Vingt pour cent de l’essentiel
Vilfredo Pareto n’avait pas prévu qu’on ferait de lui un gourou du rendement. L’économiste italien observait, à la fin du XIXe siècle, que quatre cinquièmes des terres de son pays appartenaient à un cinquième de la population. Une régularité têtue, qu’il retrouvait dans les rentes, les récoltes, jusque dans les cosses de pois de son jardin. Il en tira une courbe. On en a tiré une religion managériale.
Car la loi de Pareto, dite du 80/20, a connu la fortune des idées simples : elle explique tout et n’oblige à rien. Vingt pour cent des clients font quatre-vingts pour cent du chiffre. Vingt pour cent des efforts produisent quatre-vingts pour cent des résultats. Vingt pour cent des pièces d’une installation concentrent quatre-vingts pour cent des non-conformités, ce que tout coordinateur qui a tenu un registre de FNC sait dans ses os avant de l’avoir lu quelque part. La proportion n’est pas une loi physique, elle n’a pas la rigueur d’une constante. Elle est plutôt une invitation à regarder où se loge vraiment la valeur, et à cesser de traiter chaque chose comme si elle pesait le même poids.

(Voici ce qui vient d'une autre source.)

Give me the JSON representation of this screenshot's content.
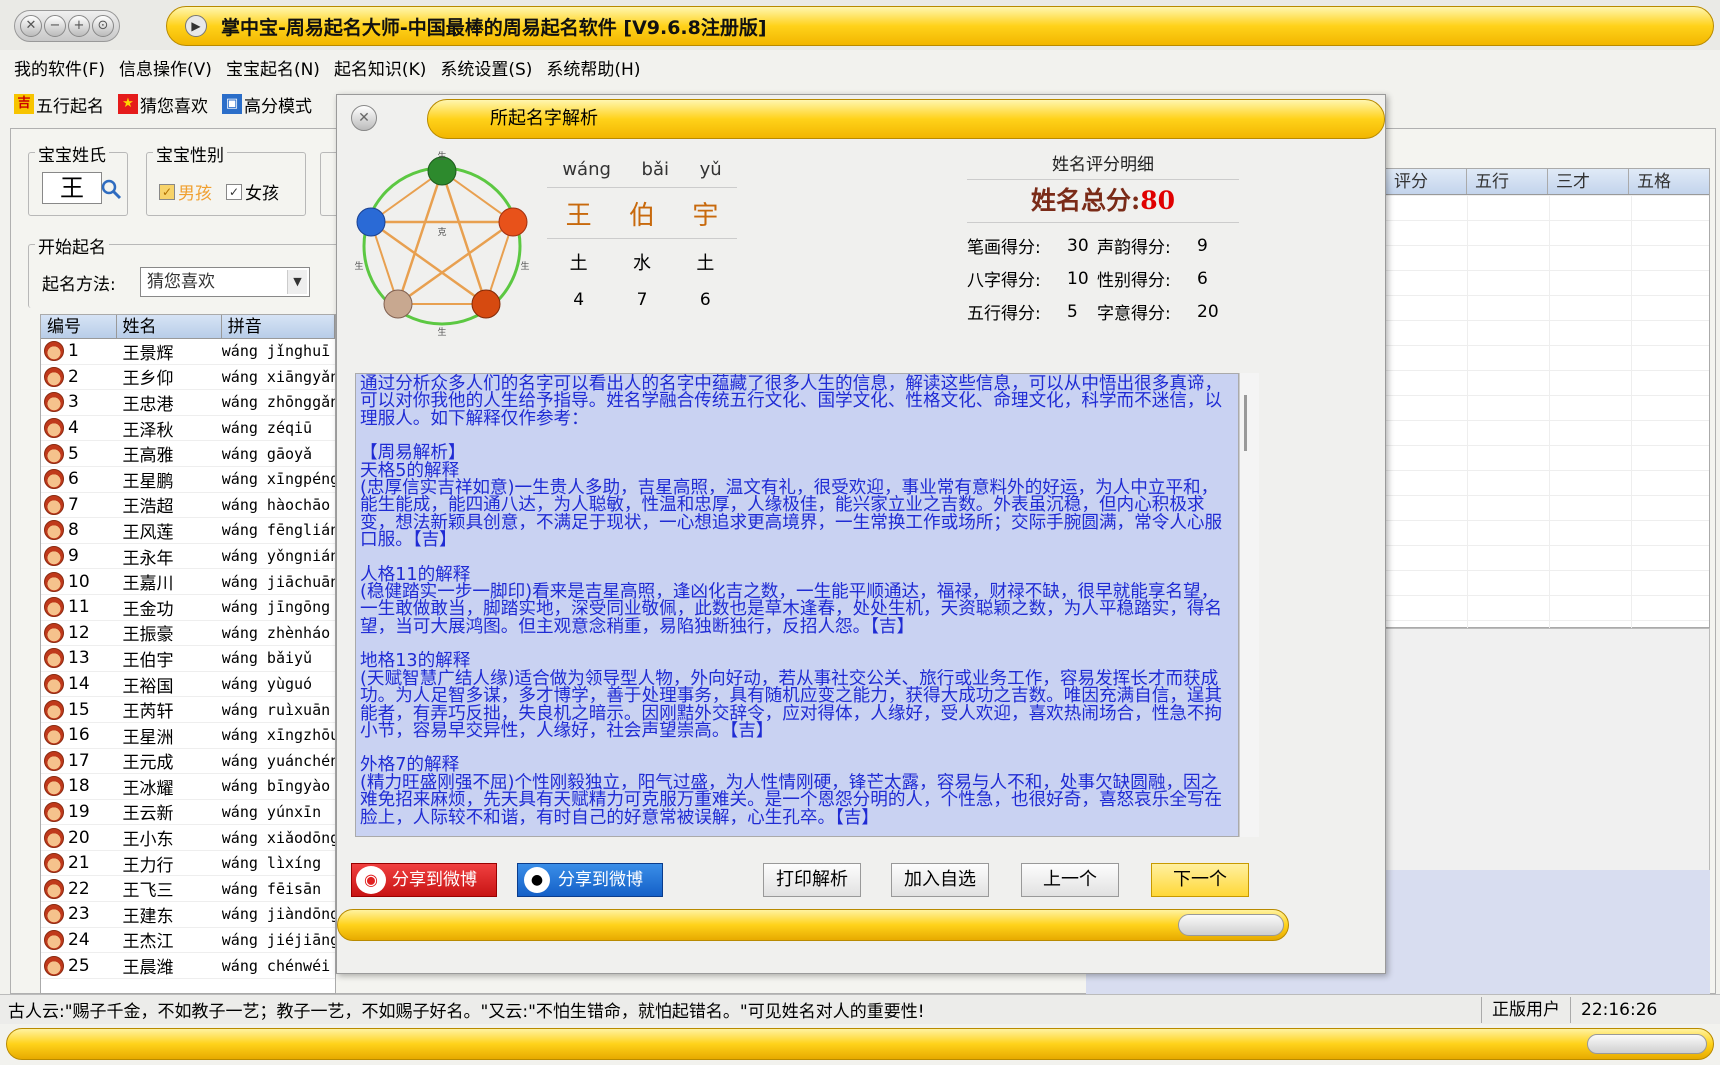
{
  "window": {
    "title": "掌中宝-周易起名大师-中国最棒的周易起名软件 [V9.6.8注册版]"
  },
  "menu": [
    "我的软件(F)",
    "信息操作(V)",
    "宝宝起名(N)",
    "起名知识(K)",
    "系统设置(S)",
    "系统帮助(H)"
  ],
  "toolbar": {
    "wuxing": "五行起名",
    "guess": "猜您喜欢",
    "highscore": "高分模式"
  },
  "surname": {
    "label": "宝宝姓氏",
    "value": "王"
  },
  "gender": {
    "label": "宝宝性别",
    "boy": "男孩",
    "girl": "女孩"
  },
  "start": {
    "label": "开始起名",
    "method_label": "起名方法:",
    "method_value": "猜您喜欢"
  },
  "list": {
    "headers": [
      "编号",
      "姓名",
      "拼音"
    ],
    "rows": [
      [
        "1",
        "王景辉",
        "wáng jǐnghuī"
      ],
      [
        "2",
        "王乡仰",
        "wáng xiāngyǎng"
      ],
      [
        "3",
        "王忠港",
        "wáng zhōnggǎng"
      ],
      [
        "4",
        "王泽秋",
        "wáng zéqiū"
      ],
      [
        "5",
        "王高雅",
        "wáng gāoyǎ"
      ],
      [
        "6",
        "王星鹏",
        "wáng xīngpéng"
      ],
      [
        "7",
        "王浩超",
        "wáng hàochāo"
      ],
      [
        "8",
        "王风莲",
        "wáng fēnglián"
      ],
      [
        "9",
        "王永年",
        "wáng yǒngnián"
      ],
      [
        "10",
        "王嘉川",
        "wáng jiāchuān"
      ],
      [
        "11",
        "王金功",
        "wáng jīngōng"
      ],
      [
        "12",
        "王振豪",
        "wáng zhènháo"
      ],
      [
        "13",
        "王伯宇",
        "wáng bǎiyǔ"
      ],
      [
        "14",
        "王裕国",
        "wáng yùguó"
      ],
      [
        "15",
        "王芮轩",
        "wáng ruìxuān"
      ],
      [
        "16",
        "王星洲",
        "wáng xīngzhōu"
      ],
      [
        "17",
        "王元成",
        "wáng yuánchéng"
      ],
      [
        "18",
        "王冰耀",
        "wáng bīngyào"
      ],
      [
        "19",
        "王云新",
        "wáng yúnxīn"
      ],
      [
        "20",
        "王小东",
        "wáng xiǎodōng"
      ],
      [
        "21",
        "王力行",
        "wáng lìxíng"
      ],
      [
        "22",
        "王飞三",
        "wáng fēisān"
      ],
      [
        "23",
        "王建东",
        "wáng jiàndōng"
      ],
      [
        "24",
        "王杰江",
        "wáng jiéjiāng"
      ],
      [
        "25",
        "王晨潍",
        "wáng chénwéi"
      ]
    ]
  },
  "right_table": {
    "headers": [
      "评分",
      "五行",
      "三才",
      "五格"
    ]
  },
  "dialog": {
    "title": "所起名字解析",
    "pinyin": [
      "wáng",
      "bǎi",
      "yǔ"
    ],
    "chars": [
      "王",
      "伯",
      "宇"
    ],
    "elements": [
      "土",
      "水",
      "土"
    ],
    "strokes": [
      "4",
      "7",
      "6"
    ],
    "score": {
      "title": "姓名评分明细",
      "total_label": "姓名总分:",
      "total_value": "80",
      "items": [
        {
          "label": "笔画得分:",
          "value": "30"
        },
        {
          "label": "声韵得分:",
          "value": "9"
        },
        {
          "label": "八字得分:",
          "value": "10"
        },
        {
          "label": "性别得分:",
          "value": "6"
        },
        {
          "label": "五行得分:",
          "value": "5"
        },
        {
          "label": "字意得分:",
          "value": "20"
        }
      ]
    },
    "analysis": [
      "通过分析众多人们的名字可以看出人的名字中蕴藏了很多人生的信息，解读这些信息，可以从中悟出很多真谛，可以对你我他的人生给予指导。姓名学融合传统五行文化、国学文化、性格文化、命理文化，科学而不迷信，以理服人。如下解释仅作参考：",
      "",
      "【周易解析】",
      "天格5的解释",
      "(忠厚信实吉祥如意)一生贵人多助，吉星高照，温文有礼，很受欢迎，事业常有意料外的好运，为人中立平和，能生能成，能四通八达，为人聪敏，性温和忠厚，人缘极佳，能兴家立业之吉数。外表虽沉稳，但内心积极求变，想法新颖具创意，不满足于现状，一心想追求更高境界，一生常换工作或场所；交际手腕圆满，常令人心服口服。【吉】",
      "",
      "人格11的解释",
      "(稳健踏实一步一脚印)看来是吉星高照，逢凶化吉之数，一生能平顺通达，福禄，财禄不缺，很早就能享名望，一生敢做敢当，脚踏实地，深受同业敬佩，此数也是草木逢春，处处生机，天资聪颖之数，为人平稳踏实，得名望，当可大展鸿图。但主观意念稍重，易陷独断独行，反招人怨。【吉】",
      "",
      "地格13的解释",
      "(天赋智慧广结人缘)适合做为领导型人物，外向好动，若从事社交公关、旅行或业务工作，容易发挥长才而获成功。为人足智多谋，多才博学，善于处理事务，具有随机应变之能力，获得大成功之吉数。唯因充满自信，逞其能者，有弄巧反拙，失良机之暗示。因刚黠外交辞令，应对得体，人缘好，受人欢迎，喜欢热闹场合，性急不拘小节，容易早交异性，人缘好，社会声望崇高。【吉】",
      "",
      "外格7的解释",
      "(精力旺盛刚强不屈)个性刚毅独立，阳气过盛，为人性情刚硬，锋芒太露，容易与人不和，处事欠缺圆融，因之难免招来麻烦，先天具有天赋精力可克服万重难关。是一个恩怨分明的人，个性急，也很好奇，喜怒哀乐全写在脸上，人际较不和谐，有时自己的好意常被误解，心生孔卒。【吉】"
    ],
    "buttons": {
      "share_weibo": "分享到微博",
      "share_qq": "分享到微博",
      "print": "打印解析",
      "add": "加入自选",
      "prev": "上一个",
      "next": "下一个"
    }
  },
  "status": {
    "message": "古人云:\"赐子千金，不如教子一艺；教子一艺，不如赐子好名。\"又云:\"不怕生错命，就怕起错名。\"可见姓名对人的重要性!",
    "user": "正版用户",
    "time": "22:16:26"
  },
  "colors": {
    "title_yellow": "#ffd21a",
    "analysis_bg": "#c9d2f2",
    "analysis_text": "#1f2bd4",
    "score_red": "#e00000"
  }
}
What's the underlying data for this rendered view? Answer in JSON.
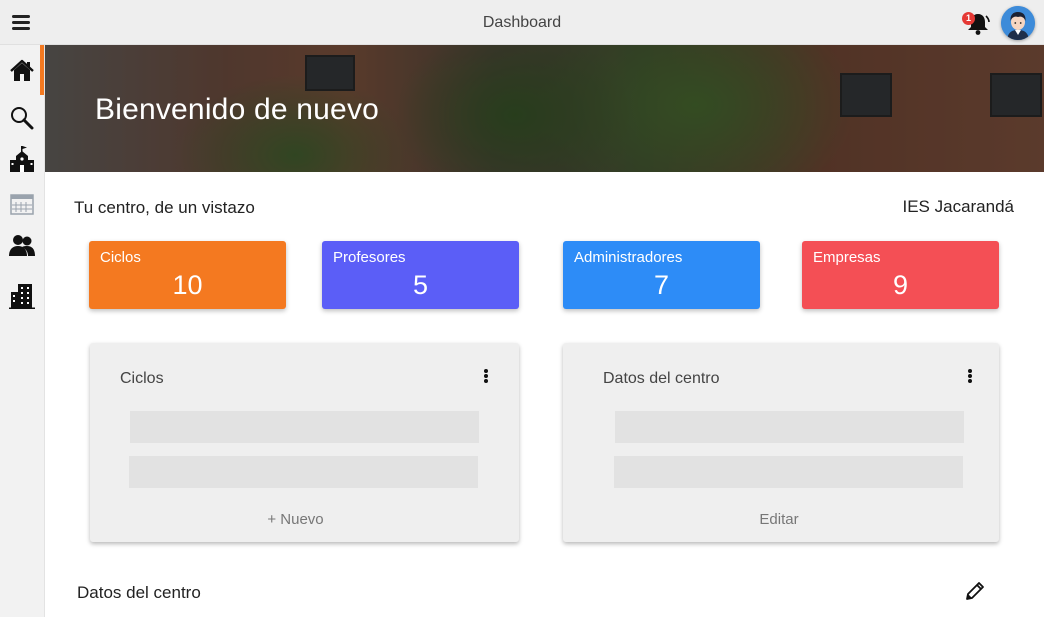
{
  "topbar": {
    "title": "Dashboard",
    "notification_count": "1",
    "menu_icon": "menu-icon",
    "bell_icon": "bell-icon",
    "avatar_icon": "user-avatar"
  },
  "sidebar": {
    "items": [
      {
        "icon": "home-icon",
        "active": true
      },
      {
        "icon": "search-icon",
        "active": false
      },
      {
        "icon": "school-icon",
        "active": false
      },
      {
        "icon": "calendar-icon",
        "active": false
      },
      {
        "icon": "users-icon",
        "active": false
      },
      {
        "icon": "building-icon",
        "active": false
      }
    ],
    "accent_color": "#f47920"
  },
  "hero": {
    "title": "Bienvenido de nuevo"
  },
  "overview": {
    "title": "Tu centro, de un vistazo",
    "center_name": "IES Jacarandá"
  },
  "stats": [
    {
      "label": "Ciclos",
      "value": "10",
      "color": "#f47920"
    },
    {
      "label": "Profesores",
      "value": "5",
      "color": "#5b5ef7"
    },
    {
      "label": "Administradores",
      "value": "7",
      "color": "#2d8cf7"
    },
    {
      "label": "Empresas",
      "value": "9",
      "color": "#f44f55"
    }
  ],
  "cards": [
    {
      "title": "Ciclos",
      "action": "+ Nuevo",
      "menu_icon": "more-vert-icon"
    },
    {
      "title": "Datos del centro",
      "action": "Editar",
      "menu_icon": "more-vert-icon"
    }
  ],
  "bottom": {
    "title": "Datos del centro",
    "edit_icon": "pencil-icon"
  }
}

Le piège serait d’en faire un alibi à la paresse. L’idée que vingt pour cent suffisent séduit celui qui cherche une excuse pour bâcler le reste. Mais Pareto ne dit pas cela. Il dit que l’attention est une ressource rare, et que la répartir uniformément revient à la gaspiller. Identifier le cœur vital d’un dossier, la poignée d’interlocuteurs qui font vraiment avancer un projet, les quelques gestes qui changent une journée, c’est un travail de discernement, pas de fainéantise. Le reste n’est pas négligé, il est mis à sa juste place.
Il y a une élégance dans cette économie. Savoir que tout ne se vaut pas, que certaines choses portent et que d’autres suivent, c’est refuser la tyrannie du complet. On ne mène pas une vie en cochant des cases. On la mène en sachant reconnaître, dans le flot du quotidien, ce qui mérite qu’on s’y arrête vraiment.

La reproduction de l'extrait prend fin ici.